Maersk in Angola
- The Maersk Group employs nearly 1,500 people in Angola, more than 85% of whom are locals
- Maersk Drilling supplies rigs to oil and gas companies operating offshore
- Maersk Oil entered Angola in 2005 and has since made the Chissonga discovery, declared commercial in 2011
- Maersk Line has been present in Angola since 1998 to serve importers and exporters with the transport solutions they require, when they require them
- Maersk Supply Service provides services to oil and gas installations offshore Angola
- Svitzer has a contract to supply towage services to the state-owned Angola LNG plant in Soyo, northern Angola
- APM Terminals, as a partner in Sogester, operates port facilities in Luanda and Namibe, in the south of the country
- Damco provides forwarding, logistics and supply chain solutions to Angolan importers and exporters
In a country with little seafaring tradition, Maersk is working to enhance the education of workers to ensure they do not just fill a position, but have the skills to perform well and have a foundation on which to build the rest of their careers, both in Angola and beyond. Timoteo is one of those who have benefited.
This is just one of the initiatives funded by Maersk around the world. Investing in education and vocational training is one of the three main focus areas of the Group’s Sustainability Strategy 2014-2018 that aims to support long-term growth and future employment in countries where it operates. A Group Sustainability project is underway to develop new ways of supporting education and training.
“We only have two Angolan captains. I’m striving and struggling to perhaps become the third captain in Angola”, Timoteo says. “Just being here, I already feel like a captain”.
Skilled and trained
Maersk decided to go into Angola more than 15 years ago as it was starting to emerge from civil war and has built its business together with the country’s development.
It is now Africa’s fifth largest economy and the continent’s second largest oil producer after Nigeria. That has underpinned the country’s rapid economic development, with annual GDP growth averaging 10% since the end of the 27-year civil war in 2002, according to World Bank data.
“We have a backlog of about two generations of Angolans, who need to be tooled and retooled and to get an education so that they can truly enter the world of livelihood and employment”, says Samuel Harbor, country director for UNDP.
As is the case in many emerging economies, Angola requires that a certain percentage of the workforce within certain industries be filled by its nationals – in this case, 70% over time.
“It’s an absolute must that you make sure your youth is skilled and trained, and all this in a way to make sure the country they’re from can continue its economic growth”, says Lars Reno Jakobsen, Senior Vice President for the Maersk Group.

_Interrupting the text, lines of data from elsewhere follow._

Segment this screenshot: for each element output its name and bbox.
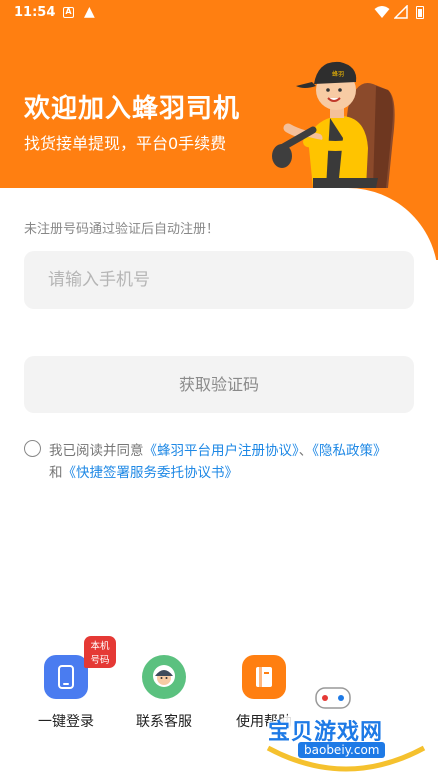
page-title: 欢迎加入蜂羽司机 bbox=[24, 94, 241, 124]
phone-input[interactable] bbox=[24, 251, 414, 309]
service-avatar-icon bbox=[142, 655, 186, 699]
agree-checkbox[interactable] bbox=[24, 440, 41, 457]
notification-a-icon: A bbox=[63, 7, 74, 18]
agreement-text: 我已阅读并同意《蜂羽平台用户注册协议》、《隐私政策》 和《快捷签署服务委托协议书… bbox=[49, 440, 419, 484]
user-protocol-link[interactable]: 《蜂羽平台用户注册协议》 bbox=[144, 443, 299, 459]
wifi-icon bbox=[374, 6, 390, 18]
signal-icon bbox=[394, 5, 408, 19]
get-code-button[interactable]: 获取验证码 bbox=[24, 356, 414, 413]
warning-icon: ▲ bbox=[84, 4, 95, 20]
privacy-policy-link[interactable]: 《隐私政策》 bbox=[312, 443, 386, 459]
contact-service-label: 联系客服 bbox=[136, 714, 192, 730]
status-bar: 11:54 A ▲ bbox=[0, 0, 438, 26]
local-number-badge: 本机号码 bbox=[84, 636, 116, 668]
one-click-login-label: 一键登录 bbox=[38, 714, 94, 730]
cap-logo-text: 蜂羽 bbox=[332, 70, 344, 78]
watermark-url: baobeiy.com bbox=[298, 742, 386, 758]
page-subtitle: 找货接单提现，平台0手续费 bbox=[24, 134, 227, 153]
one-click-login-button[interactable]: 本机号码 一键登录 bbox=[16, 635, 116, 731]
contact-service-button[interactable]: 联系客服 bbox=[114, 635, 214, 731]
agreement-and: 和 bbox=[49, 465, 63, 481]
status-time: 11:54 bbox=[14, 5, 56, 20]
phone-icon bbox=[44, 655, 88, 699]
auto-register-hint: 未注册号码通过验证后自动注册！ bbox=[24, 222, 220, 237]
driver-illustration: 蜂羽 bbox=[272, 61, 395, 188]
agreement-prefix: 我已阅读并同意 bbox=[49, 443, 144, 459]
battery-icon bbox=[416, 6, 424, 19]
agreement-separator: 、 bbox=[298, 443, 313, 459]
sign-protocol-link[interactable]: 《快捷签署服务委托协议书》 bbox=[63, 465, 239, 481]
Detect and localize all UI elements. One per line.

“Africa is characterised by its youthful population, which in the future can represent a major advantage for the continent”, Jakobsen says. “Having been present, as a Group, in Africa for more than 100 years and with a stated long-term commitment for the future, we consider it essential to continue investing in the transfer of skills and knowledge here”.
Ships in the distance
Growing up among Luanda’s sprawling suburbs, many of Timoteo’s classmates dreamt of working at sea. His ambition, commitment and desire to learn helped him become one of just 12 cadets selected from a field of nearly 1,000 candidates.
Timoteo applied to Maersk Supply Service and joined the other cadets on a journey of four or more years to become a fully certified officer, and a choice of career paths in the deck or engine departments. He has completed the first one and a half years of the programme in Cape Town, including an English language course, and safety and survival training.
“I was studying near the seashore where I could see the big vessels and big swell and I would think, wow, what’s it going to be like on the vessel, is it going to be different? While most people work on land, I’ll be working on a vessel. It’s going to be so different”, he says.
It was tough being away from home for so long, but Timoteo made friends with his fellow cadets and quickly became fascinated with his work and learning.
“When I was small and walked along the beaches in Luanda with my mother, I’d see the ships in the distance and wonder if one day I could work on one of those”, Timoteo says. “But now that I am here, I see that the dream has come true”.